Considerando a responsabilidade por ato de improbidade administrativa do agente público que dá causa a danos ao meio ambiente natural, urbano e patrimônio cultural e paisagístico, e viola os princípios da administração pública, em especial o princípio da legalidade, nos termos dos artigos 10 e 11 da Lei 8.429, de 2 de junho de 1992;

Considerando os crimes previstos na Lei Federal 9.605/1998 que dispõe sobre as sanções penais e administrativas derivadas de condutas e atividades lesivas ao meio ambiente;

Considerando que violar o Princípio de Vedação ao Retrocesso Ecológico é ilegal e coloca em risco os direitos constitucionais assegurados ao meio ambiente ecologicamente equilibrado, numa declarada ameaça ao disposto no art. 225 da Constituição;

Considerando o vídeo que revela a ausência de imparcialidade do agente público no trato dos interesses da população, conforme disponibilizado no link  https://plus.google.com/100258558287436160220/posts/CgnK5nRUx9n;

E, por fim, considerando as falhas do Relatório que se revela favorável ao empreendimento, sem, no entanto, relatar: sobre a resposta ao ofício da equipe técnica ao Secretário Municipal de Meio Ambiente questionando sobre a necessidade de atualização de estudos (resposta que não aconteceu e o Relatório se furta a informar); sobre o fato de que a SMMA chegou a pedir a atualização do EIA-RIMA e voltou atrás (sem maiores explicações); sobre a descoberta de nova nascente nos terrenos da Mata do Planalto, com evidente erro crasso no georeferenciamento anterior, o que remete a reposicionamento das nascentes já demarcadas em 2010 e insta criar APP em área proposta para ocupação no setor norte; sobre a não análise da SMMA dos pareceres dos órgãos de interface, conforme Recomendação do Ministério Público do Estado de Minas Gerais - MPMG (a análise não foi realizada pela SMMA); e sobre o parecer da BHTrans solicitar atualização do RIC para análise (essa análise não foi realizada e a exigência é de que seja prévia).

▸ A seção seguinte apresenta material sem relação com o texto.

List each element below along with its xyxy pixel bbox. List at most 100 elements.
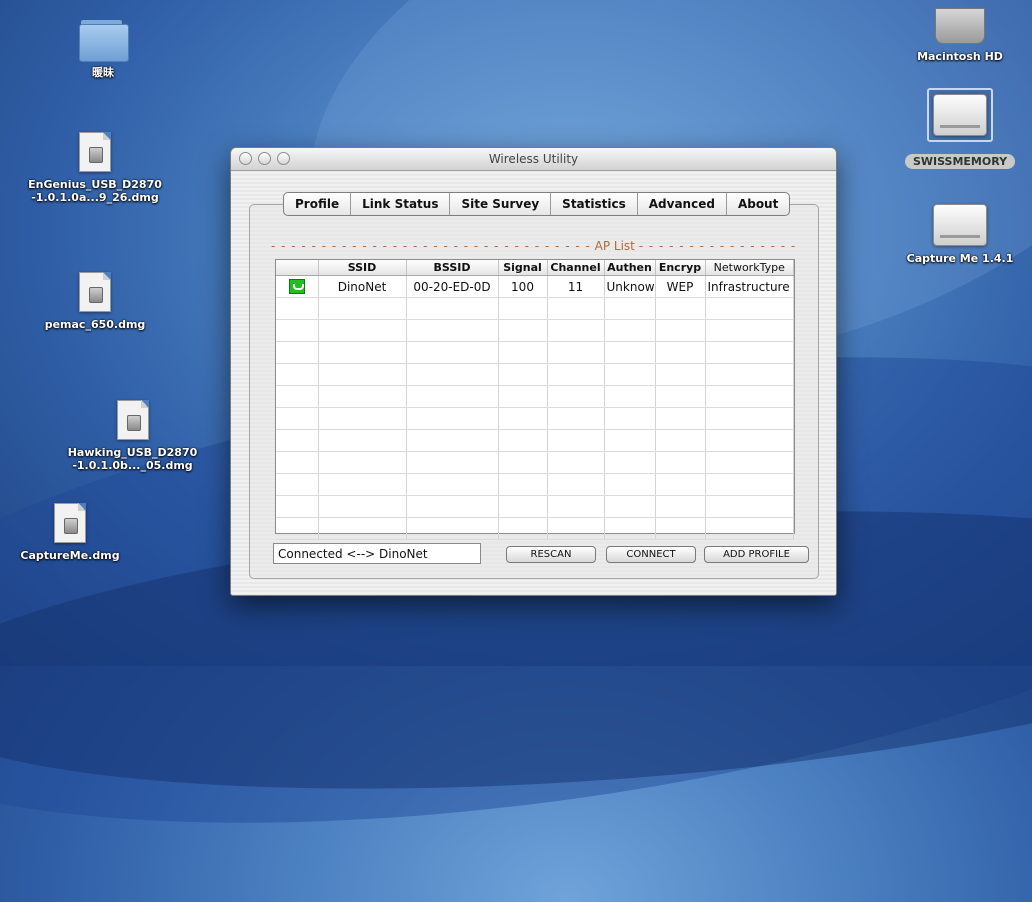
table-cell-empty bbox=[406, 297, 499, 320]
desktop-icon-label: CaptureMe.dmg bbox=[20, 549, 120, 562]
desktop-icon-folder[interactable]: 暖昧 bbox=[58, 20, 148, 79]
table-cell-empty bbox=[498, 341, 548, 364]
connect-button[interactable]: CONNECT bbox=[606, 546, 696, 563]
table-cell-empty bbox=[498, 363, 548, 386]
table-row-empty[interactable] bbox=[276, 319, 794, 342]
cell-channel: 11 bbox=[547, 275, 605, 298]
table-cell-empty bbox=[705, 495, 794, 518]
tab-about[interactable]: About bbox=[727, 193, 789, 215]
column-header-network-type[interactable]: NetworkType bbox=[705, 260, 794, 276]
table-cell-empty bbox=[547, 517, 605, 540]
desktop-icon-engenius-dmg[interactable]: EnGenius_USB_D2870 -1.0.1.0a...9_26.dmg bbox=[10, 132, 180, 204]
window-title: Wireless Utility bbox=[488, 152, 579, 166]
table-cell-empty bbox=[318, 407, 407, 430]
desktop-icon-label: 暖昧 bbox=[92, 66, 114, 79]
table-cell-empty bbox=[547, 385, 605, 408]
table-cell-empty bbox=[406, 385, 499, 408]
table-header-row: SSID BSSID Signal Channel Authen Encryp … bbox=[276, 260, 794, 276]
desktop-icon-label: SWISSMEMORY bbox=[904, 154, 1016, 169]
table-cell-empty bbox=[276, 473, 319, 496]
table-cell-empty bbox=[498, 451, 548, 474]
table-cell-empty bbox=[276, 407, 319, 430]
table-cell-empty bbox=[604, 517, 656, 540]
row-icon-cell bbox=[276, 275, 319, 298]
table-cell-empty bbox=[705, 341, 794, 364]
table-cell-empty bbox=[705, 363, 794, 386]
desktop-icon-macintosh-hd[interactable]: Macintosh HD bbox=[900, 8, 1020, 63]
tab-profile[interactable]: Profile bbox=[284, 193, 352, 215]
table-cell-empty bbox=[705, 319, 794, 342]
table-row-empty[interactable] bbox=[276, 451, 794, 474]
desktop-icon-hawking-dmg[interactable]: Hawking_USB_D2870 -1.0.1.0b..._05.dmg bbox=[50, 400, 215, 472]
table-row-empty[interactable] bbox=[276, 297, 794, 320]
table-cell-empty bbox=[406, 429, 499, 452]
table-cell-empty bbox=[604, 451, 656, 474]
table-row-empty[interactable] bbox=[276, 363, 794, 386]
table-cell-empty bbox=[276, 341, 319, 364]
table-cell-empty bbox=[276, 495, 319, 518]
table-cell-empty bbox=[318, 297, 407, 320]
table-cell-empty bbox=[705, 429, 794, 452]
table-cell-empty bbox=[498, 473, 548, 496]
table-cell-empty bbox=[498, 517, 548, 540]
table-row-empty[interactable] bbox=[276, 517, 794, 540]
tab-site-survey[interactable]: Site Survey bbox=[450, 193, 552, 215]
table-cell-empty bbox=[318, 473, 407, 496]
selection-highlight bbox=[927, 88, 993, 142]
table-cell-empty bbox=[406, 363, 499, 386]
table-cell-empty bbox=[318, 385, 407, 408]
ap-list-header: - - - - - - - - - - - - - - - - - - - - … bbox=[271, 239, 798, 253]
title-bar[interactable]: Wireless Utility bbox=[231, 148, 836, 171]
table-cell-empty bbox=[655, 407, 706, 430]
table-row-empty[interactable] bbox=[276, 429, 794, 452]
ap-list-table[interactable]: SSID BSSID Signal Channel Authen Encryp … bbox=[275, 259, 795, 540]
cell-authen: Unknow bbox=[604, 275, 656, 298]
table-cell-empty bbox=[604, 385, 656, 408]
table-cell-empty bbox=[547, 363, 605, 386]
table-cell-empty bbox=[276, 363, 319, 386]
column-header-bssid[interactable]: BSSID bbox=[406, 260, 499, 276]
column-header-ssid[interactable]: SSID bbox=[318, 260, 407, 276]
table-row[interactable]: DinoNet 00-20-ED-0D 100 11 Unknow WEP In… bbox=[276, 275, 794, 298]
desktop-icon-label: Capture Me 1.4.1 bbox=[906, 252, 1014, 265]
tab-statistics[interactable]: Statistics bbox=[551, 193, 638, 215]
column-header-channel[interactable]: Channel bbox=[547, 260, 605, 276]
add-profile-button[interactable]: ADD PROFILE bbox=[704, 546, 809, 563]
tab-advanced[interactable]: Advanced bbox=[638, 193, 727, 215]
table-row-empty[interactable] bbox=[276, 341, 794, 364]
table-cell-empty bbox=[655, 473, 706, 496]
table-cell-empty bbox=[318, 495, 407, 518]
column-header-authen[interactable]: Authen bbox=[604, 260, 656, 276]
table-cell-empty bbox=[406, 451, 499, 474]
column-header-signal[interactable]: Signal bbox=[498, 260, 548, 276]
cell-bssid: 00-20-ED-0D bbox=[406, 275, 499, 298]
desktop-icon-captureme-dmg[interactable]: CaptureMe.dmg bbox=[10, 503, 130, 562]
desktop-icon-pemac-dmg[interactable]: pemac_650.dmg bbox=[20, 272, 170, 331]
table-row-empty[interactable] bbox=[276, 473, 794, 496]
rescan-button[interactable]: RESCAN bbox=[506, 546, 596, 563]
tab-link-status[interactable]: Link Status bbox=[351, 193, 451, 215]
table-cell-empty bbox=[406, 495, 499, 518]
removable-drive-icon bbox=[933, 204, 987, 246]
table-cell-empty bbox=[498, 297, 548, 320]
column-header-icon[interactable] bbox=[276, 260, 319, 276]
desktop-icon-capture-me[interactable]: Capture Me 1.4.1 bbox=[900, 204, 1020, 265]
table-cell-empty bbox=[655, 319, 706, 342]
table-cell-empty bbox=[655, 451, 706, 474]
ap-list-title: AP List bbox=[594, 239, 635, 253]
table-cell-empty bbox=[705, 407, 794, 430]
table-cell-empty bbox=[604, 319, 656, 342]
table-row-empty[interactable] bbox=[276, 407, 794, 430]
column-header-encryp[interactable]: Encryp bbox=[655, 260, 706, 276]
desktop-icon-label: Macintosh HD bbox=[917, 50, 1003, 63]
table-cell-empty bbox=[318, 319, 407, 342]
disk-image-icon bbox=[116, 400, 149, 440]
table-cell-empty bbox=[318, 363, 407, 386]
table-row-empty[interactable] bbox=[276, 385, 794, 408]
wifi-connected-icon bbox=[288, 279, 305, 294]
desktop-icon-swissmemory[interactable]: SWISSMEMORY bbox=[900, 88, 1020, 169]
table-cell-empty bbox=[604, 363, 656, 386]
table-cell-empty bbox=[276, 517, 319, 540]
table-row-empty[interactable] bbox=[276, 495, 794, 518]
table-cell-empty bbox=[276, 385, 319, 408]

REQUER a sociedade organizada, diante das manifestações contrárias à supressão da Mata do Planalto, os pleitos coletivos no sentido da imediata apuração das responsabilidades dos agentes públicos, da instauração do inquérito de praxe pelo MPMG e das ações judiciais e providências cabíveis na manutenção da defesa da ordem jurídica, do regime democrático, dos interesses sociais e individuais indisponíveis e dos direitos difusos e coletivos da população. Tudo isso, diante das falhas e das irregularidades do processo administrativo e das evidências que violam as necessárias transparência e imparcialidade da administração pública, que, ademais, desrespeita os princípios previstos no artigo 37 da Constituição da República (da legalidade, da impessoalidade, da moralidade, da publicidade e da eficiência).

Wilson Campos (Advogado/Especialista em Direito Tributário, Trabalhista e Ambiental/Procurador na defesa da Mata do Planalto).